Ini dikatakan Rustriningsih di depan peserta Rapat Koordinasi Komisi Penanggulangan AIDS (KPA) se Jawa Tengah, di Balaikota Solo, Jawa Tengah, Kamis (28/6/2012).
Sedangkan yang menempati peringkat pertama yakni wiraswasta, yakni sebanyak 439 orang atau 20,39 persen. Sedang dari kalangan karyawan ada 223 orang atau 10,36 persen. Untuk pekerja seks tercatat ada 189 orang atau 8,78 persen.
“Jumlah seluruh penderita HIV/AIDS hingga 31 Maret 2012 di Jawa Tengah, tercatat ada 4.992 orang. Terdiri dari 2.769 orang untuk HIV dan 2.153 orang untuk AIDS, sedang yang meninggal ada 603 orang,” ungkap mantan Bupati Kebumen itu.
Tingginya penderita HIV/AIDS untuk Ibu Rumah Tangga karena ketimpangan gender, sehingga wanita tiak bisa mengontrol perilaku seksual suami.

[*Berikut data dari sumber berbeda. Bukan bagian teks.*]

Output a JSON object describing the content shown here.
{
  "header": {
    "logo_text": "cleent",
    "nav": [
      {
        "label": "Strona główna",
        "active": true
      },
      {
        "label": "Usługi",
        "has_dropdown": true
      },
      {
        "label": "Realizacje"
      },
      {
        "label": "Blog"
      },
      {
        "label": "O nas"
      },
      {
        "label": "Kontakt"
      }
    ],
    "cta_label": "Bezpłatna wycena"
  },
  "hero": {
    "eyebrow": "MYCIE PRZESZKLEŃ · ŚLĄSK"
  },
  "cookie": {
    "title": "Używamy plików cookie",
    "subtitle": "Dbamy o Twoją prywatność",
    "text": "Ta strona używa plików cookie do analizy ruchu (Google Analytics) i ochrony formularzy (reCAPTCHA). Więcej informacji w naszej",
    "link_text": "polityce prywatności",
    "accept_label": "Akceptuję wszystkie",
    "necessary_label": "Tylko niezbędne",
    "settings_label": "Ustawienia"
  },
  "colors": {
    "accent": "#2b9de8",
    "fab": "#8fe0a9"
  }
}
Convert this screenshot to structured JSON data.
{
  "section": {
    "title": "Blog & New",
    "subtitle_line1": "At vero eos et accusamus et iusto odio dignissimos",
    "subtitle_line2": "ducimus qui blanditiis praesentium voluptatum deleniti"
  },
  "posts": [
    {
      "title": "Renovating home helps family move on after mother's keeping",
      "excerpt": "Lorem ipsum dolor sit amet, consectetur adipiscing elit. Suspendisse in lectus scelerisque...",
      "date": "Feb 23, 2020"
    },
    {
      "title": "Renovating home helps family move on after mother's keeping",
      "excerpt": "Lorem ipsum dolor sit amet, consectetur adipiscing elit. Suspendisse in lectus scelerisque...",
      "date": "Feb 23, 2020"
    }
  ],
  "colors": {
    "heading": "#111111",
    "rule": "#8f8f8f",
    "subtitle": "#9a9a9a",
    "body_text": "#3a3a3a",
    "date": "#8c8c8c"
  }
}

Berdasarkan data, kata Rustriningsih, penularan HIV/AIDS disumbangkan oleh laki-laki yang melakukan hubungan seks berisiko (selingkuh) mencapai 51,3 persen. “Itulah salah satu penyebab mengapa penderita HIV/AIDS untuk kalangan ibu-ibu rumah tangga terbilang tinggi,” jelasnya.